Bob Koep
Senior Staff Writer
InsideSoccer Magazine
If the MLS ever wants to establish itself as a top professional League in this part of the world
(meaning CONCACAF) it will have to come up with some convincing scores in the round-robin group play of the Champions League.
MLS has four teams in the group stage, Columbus, Seattle, Real Salt Lake and Toronto and must get at least one of them into the final next spring in order to prove a point. It cannot be that Mexico keeps putting four teams into the semi finals, as it did last year, and make the Champions League final stages an all-Mexican affair.
There are four groups of four teams each in our Champions League and conceivably MLS can get all its four teams into quarter-finals, but so can Mexico!
In Group A, there are two MLS teams, Toronto FC and Real Salt Lake but both could advance as the top two teams in each group go to the knock out stage.
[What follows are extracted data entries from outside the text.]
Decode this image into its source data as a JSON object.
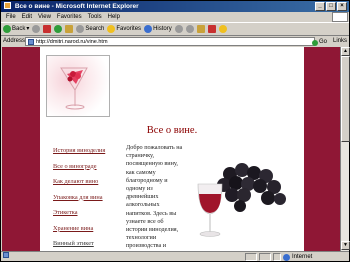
{
  "window": {
    "title": "Все о вине - Microsoft Internet Explorer"
  },
  "menubar": {
    "items": [
      "File",
      "Edit",
      "View",
      "Favorites",
      "Tools",
      "Help"
    ]
  },
  "toolbar": {
    "back_label": "Back",
    "search_label": "Search",
    "favorites_label": "Favorites",
    "history_label": "History"
  },
  "addressbar": {
    "label": "Address",
    "url": "http://dmitri.narod.ru/vine.htm",
    "go_label": "Go",
    "links_label": "Links"
  },
  "page": {
    "heading": "Все о вине.",
    "nav_items": [
      "История виноделия",
      "Все о винограде",
      "Как делают вино",
      "Упаковка для вина",
      "Этикетка",
      "Хранение вина",
      "Винный этикет"
    ],
    "article_text": "Добро пожаловать на страничку, посвященную вину, как самому благородному и одному из древнейших алкогольных напитков. Здесь вы узнаете все об истории виноделия, технологии производства и хранения вин, о том, как сделать достойное вино в"
  },
  "statusbar": {
    "left_text": "",
    "zone_label": "Internet"
  }
}
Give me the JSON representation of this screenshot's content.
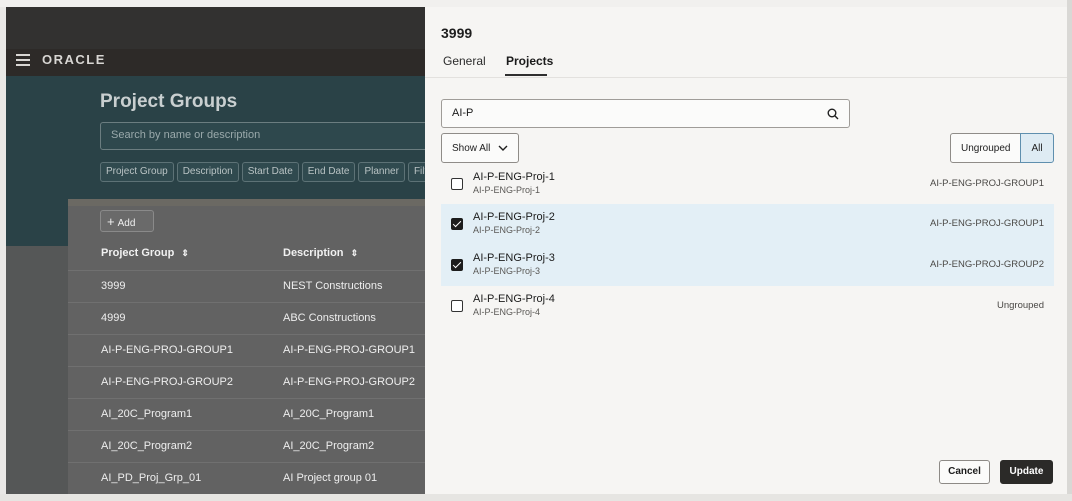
{
  "background_app": {
    "logo": "ORACLE",
    "page_title": "Project Groups",
    "search_placeholder": "Search by name or description",
    "filter_chips": [
      "Project Group",
      "Description",
      "Start Date",
      "End Date",
      "Planner",
      "Filt"
    ],
    "add_label": "Add",
    "columns": [
      "Project Group",
      "Description"
    ],
    "rows": [
      [
        "3999",
        "NEST Constructions"
      ],
      [
        "4999",
        "ABC Constructions"
      ],
      [
        "AI-P-ENG-PROJ-GROUP1",
        "AI-P-ENG-PROJ-GROUP1"
      ],
      [
        "AI-P-ENG-PROJ-GROUP2",
        "AI-P-ENG-PROJ-GROUP2"
      ],
      [
        "AI_20C_Program1",
        "AI_20C_Program1"
      ],
      [
        "AI_20C_Program2",
        "AI_20C_Program2"
      ],
      [
        "AI_PD_Proj_Grp_01",
        "AI Project group 01"
      ]
    ]
  },
  "drawer": {
    "title": "3999",
    "tabs": [
      {
        "label": "General",
        "active": false
      },
      {
        "label": "Projects",
        "active": true
      }
    ],
    "search": {
      "value": "AI-P",
      "placeholder": ""
    },
    "show_all_label": "Show All",
    "segments": [
      {
        "label": "Ungrouped",
        "selected": false
      },
      {
        "label": "All",
        "selected": true
      }
    ],
    "items": [
      {
        "name": "AI-P-ENG-Proj-1",
        "sub": "AI-P-ENG-Proj-1",
        "group": "AI-P-ENG-PROJ-GROUP1",
        "checked": false
      },
      {
        "name": "AI-P-ENG-Proj-2",
        "sub": "AI-P-ENG-Proj-2",
        "group": "AI-P-ENG-PROJ-GROUP1",
        "checked": true
      },
      {
        "name": "AI-P-ENG-Proj-3",
        "sub": "AI-P-ENG-Proj-3",
        "group": "AI-P-ENG-PROJ-GROUP2",
        "checked": true
      },
      {
        "name": "AI-P-ENG-Proj-4",
        "sub": "AI-P-ENG-Proj-4",
        "group": "Ungrouped",
        "checked": false
      }
    ],
    "cancel_label": "Cancel",
    "update_label": "Update"
  },
  "colors": {
    "hero": "#2a4247",
    "selected_row": "#e3eff6",
    "primary_button": "#2b2a28"
  }
}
Three of the four MLS teams opened their campaign with victories as only Seattle Sounders suffered a 2-1 defeat at Marathon of Honduras, that club not necessarily being a household name.
With the second round of games coming up this week (Toronto is at Arabe Unido of Panama) we
will see how MLS teams do away from home. The three home games ended in MLS wins but playing away may tell a different story, as it did in the Seattle case.
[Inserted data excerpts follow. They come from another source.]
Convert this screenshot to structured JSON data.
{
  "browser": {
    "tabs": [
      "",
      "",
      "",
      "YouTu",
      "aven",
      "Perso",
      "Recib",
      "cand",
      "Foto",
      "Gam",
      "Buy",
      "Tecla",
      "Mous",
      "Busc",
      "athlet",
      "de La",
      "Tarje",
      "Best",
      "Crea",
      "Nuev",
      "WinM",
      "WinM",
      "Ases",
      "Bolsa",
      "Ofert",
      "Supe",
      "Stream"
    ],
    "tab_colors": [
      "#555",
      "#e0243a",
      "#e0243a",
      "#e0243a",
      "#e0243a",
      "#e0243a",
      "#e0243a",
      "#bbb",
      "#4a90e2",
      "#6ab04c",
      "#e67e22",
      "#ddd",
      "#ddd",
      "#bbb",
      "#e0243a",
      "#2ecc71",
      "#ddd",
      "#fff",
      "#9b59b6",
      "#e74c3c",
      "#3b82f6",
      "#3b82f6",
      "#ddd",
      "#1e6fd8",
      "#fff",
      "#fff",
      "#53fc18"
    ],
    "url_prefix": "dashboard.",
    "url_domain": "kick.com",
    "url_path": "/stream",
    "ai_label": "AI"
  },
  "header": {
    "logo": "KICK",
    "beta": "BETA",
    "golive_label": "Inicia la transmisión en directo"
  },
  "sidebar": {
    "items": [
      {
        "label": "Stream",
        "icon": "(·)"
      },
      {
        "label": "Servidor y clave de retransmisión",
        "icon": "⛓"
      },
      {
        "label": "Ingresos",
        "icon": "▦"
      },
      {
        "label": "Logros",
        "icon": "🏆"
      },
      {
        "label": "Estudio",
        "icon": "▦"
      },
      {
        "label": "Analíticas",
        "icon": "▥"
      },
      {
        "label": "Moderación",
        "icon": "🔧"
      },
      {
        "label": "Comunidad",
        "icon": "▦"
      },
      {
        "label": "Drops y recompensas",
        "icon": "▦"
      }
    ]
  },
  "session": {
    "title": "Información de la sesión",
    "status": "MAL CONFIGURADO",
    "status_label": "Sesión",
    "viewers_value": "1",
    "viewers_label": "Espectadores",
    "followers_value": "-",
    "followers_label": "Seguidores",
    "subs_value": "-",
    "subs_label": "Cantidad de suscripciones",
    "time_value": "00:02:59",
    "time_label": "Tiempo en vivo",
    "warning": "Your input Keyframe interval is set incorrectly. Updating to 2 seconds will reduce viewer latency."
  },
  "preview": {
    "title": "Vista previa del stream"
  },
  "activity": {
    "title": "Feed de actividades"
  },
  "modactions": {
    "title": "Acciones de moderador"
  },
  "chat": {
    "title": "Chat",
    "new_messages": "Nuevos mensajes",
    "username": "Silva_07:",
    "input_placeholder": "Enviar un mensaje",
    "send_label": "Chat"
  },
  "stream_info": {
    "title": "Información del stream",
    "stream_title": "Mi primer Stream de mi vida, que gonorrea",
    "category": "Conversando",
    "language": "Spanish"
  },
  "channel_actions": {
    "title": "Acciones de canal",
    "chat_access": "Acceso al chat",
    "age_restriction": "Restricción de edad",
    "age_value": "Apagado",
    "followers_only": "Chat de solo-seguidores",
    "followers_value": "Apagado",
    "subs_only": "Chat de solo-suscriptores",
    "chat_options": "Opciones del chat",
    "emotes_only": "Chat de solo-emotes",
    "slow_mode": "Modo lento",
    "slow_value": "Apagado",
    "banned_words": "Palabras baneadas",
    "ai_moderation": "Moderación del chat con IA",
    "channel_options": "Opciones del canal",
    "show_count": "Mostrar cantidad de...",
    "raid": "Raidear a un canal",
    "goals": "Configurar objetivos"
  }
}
With the MLS having improved its product, albeit slowly, in recent years it must now take the next step
and assert itself in CONCACAF play. In fact if its teams get stranded again one cannot help wondering why its image is still rather poor overseas.
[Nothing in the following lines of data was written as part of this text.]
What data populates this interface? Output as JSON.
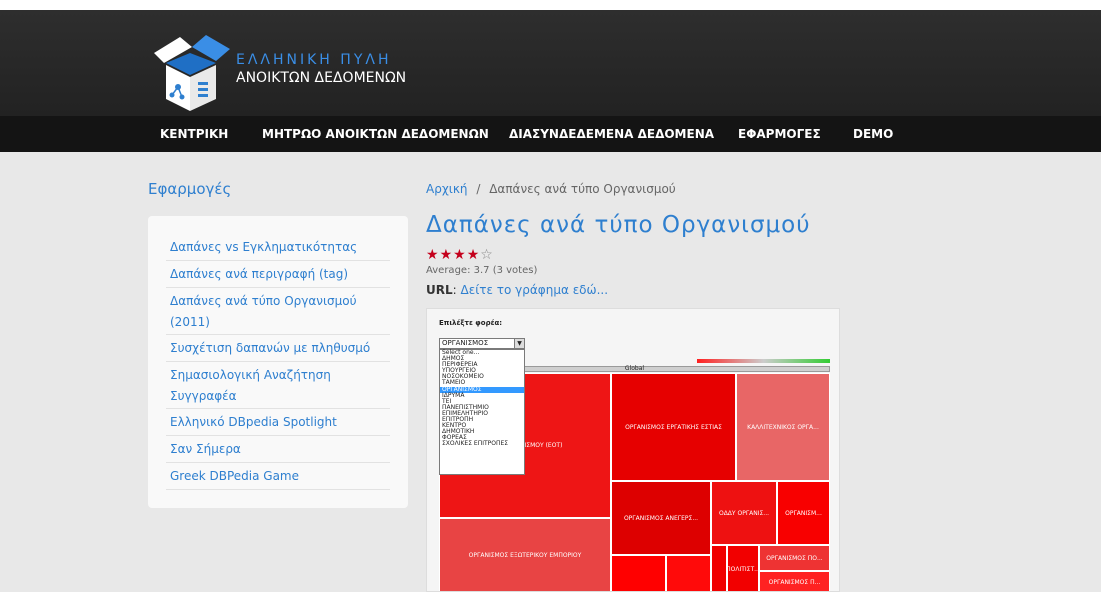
{
  "header": {
    "logo_line1": "ΕΛΛΗΝΙΚΗ ΠΥΛΗ",
    "logo_line2": "ΑΝΟΙΚΤΩΝ ΔΕΔΟΜΕΝΩΝ",
    "logo_icon": "open-box-icon",
    "colors": {
      "header_bg": "#2a2a2a",
      "nav_bg": "#141414",
      "accent": "#2e7fcf"
    }
  },
  "nav": {
    "items": [
      {
        "label": "ΚΕΝΤΡΙΚΗ"
      },
      {
        "label": "ΜΗΤΡΩΟ ΑΝΟΙΚΤΩΝ ΔΕΔΟΜΕΝΩΝ"
      },
      {
        "label": "ΔΙΑΣΥΝΔΕΔΕΜΕΝΑ ΔΕΔΟΜΕΝΑ"
      },
      {
        "label": "ΕΦΑΡΜΟΓΕΣ"
      },
      {
        "label": "DEMO"
      }
    ]
  },
  "sidebar": {
    "title": "Εφαρμογές",
    "items": [
      {
        "label": "Δαπάνες vs Εγκληματικότητας"
      },
      {
        "label": "Δαπάνες ανά περιγραφή (tag)"
      },
      {
        "label": "Δαπάνες ανά τύπο Οργανισμού (2011)"
      },
      {
        "label": "Συσχέτιση δαπανών με πληθυσμό"
      },
      {
        "label": "Σημασιολογική Αναζήτηση Συγγραφέα"
      },
      {
        "label": "Ελληνικό DBpedia Spotlight"
      },
      {
        "label": "Σαν Σήμερα"
      },
      {
        "label": "Greek DBPedia Game"
      }
    ]
  },
  "main": {
    "breadcrumb": {
      "home": "Αρχική",
      "separator": "/",
      "current": "Δαπάνες ανά τύπο Οργανισμού"
    },
    "title": "Δαπάνες ανά τύπο Οργανισμού",
    "rating": {
      "stars": 4,
      "max": 5,
      "average_text": "Average: 3.7 (3 votes)"
    },
    "url_label": "URL",
    "url_colon": ":",
    "url_link": "Δείτε το γράφημα εδώ..."
  },
  "chart_widget": {
    "filter_label": "Επιλέξτε φορέα:",
    "selected": "ΟΡΓΑΝΙΣΜΟΣ",
    "options": [
      "Select one...",
      "ΔΗΜΟΣ",
      "ΠΕΡΙΦΕΡΕΙΑ",
      "ΥΠΟΥΡΓΕΙΟ",
      "ΝΟΣΟΚΟΜΕΙΟ",
      "ΤΑΜΕΙΟ",
      "ΟΡΓΑΝΙΣΜΟΣ",
      "ΙΔΡΥΜΑ",
      "ΤΕΙ",
      "ΠΑΝΕΠΙΣΤΗΜΙΟ",
      "ΕΠΙΜΕΛΗΤΗΡΙΟ",
      "ΕΠΙΤΡΟΠΗ",
      "ΚΕΝΤΡΟ",
      "ΔΗΜΟΤΙΚΗ",
      "ΦΟΡΕΑΣ",
      "ΣΧΟΛΙΚΕΣ ΕΠΙΤΡΟΠΕΣ"
    ],
    "selected_index": 6,
    "global_label": "Global",
    "tiles": [
      {
        "label": "...ΜΟΣ ΤΟΥΡΙΣΜΟΥ (ΕΟΤ)",
        "color": "#ee1515"
      },
      {
        "label": "ΟΡΓΑΝΙΣΜΟΣ ΕΡΓΑΤΙΚΗΣ ΕΣΤΙΑΣ",
        "color": "#e60000"
      },
      {
        "label": "ΚΑΛΛΙΤΕΧΝΙΚΟΣ ΟΡΓΑ...",
        "color": "#e86666"
      },
      {
        "label": "ΟΡΓΑΝΙΣΜΟΣ ΑΝΕΓΕΡΣ...",
        "color": "#dd0000"
      },
      {
        "label": "ΟΔΔΥ ΟΡΓΑΝΙΣ...",
        "color": "#ee1111"
      },
      {
        "label": "ΟΡΓΑΝΙΣΜ...",
        "color": "#f80000"
      },
      {
        "label": "ΟΡΓΑΝΙΣΜΟΣ ΕΞΩΤΕΡΙΚΟΥ ΕΜΠΟΡΙΟΥ",
        "color": "#e84444"
      },
      {
        "label": "",
        "color": "#ff0000"
      },
      {
        "label": "",
        "color": "#ff0a0a"
      },
      {
        "label": "",
        "color": "#f00000"
      },
      {
        "label": "ΠΟΛΙΤΙΣΤ...",
        "color": "#f20000"
      },
      {
        "label": "ΟΡΓΑΝΙΣΜΟΣ ΠΟ...",
        "color": "#ee3333"
      },
      {
        "label": "ΟΡΓΑΝΙΣΜΟΣ Π...",
        "color": "#ff2222"
      }
    ]
  }
}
Mexican team Guadelajara, finalist in this year’s Copa Libertadores, the South American Champions League, is not even in this tournament as it failed to qualify in the highly competitive Mexican environment. Mexican teams often compete in the Copa Libertadores as guest teams. At the end of this week we will see what the real MLS chamces are. Particularly Toronto has its work cut out at the Panama match tomorrow (Aug 24).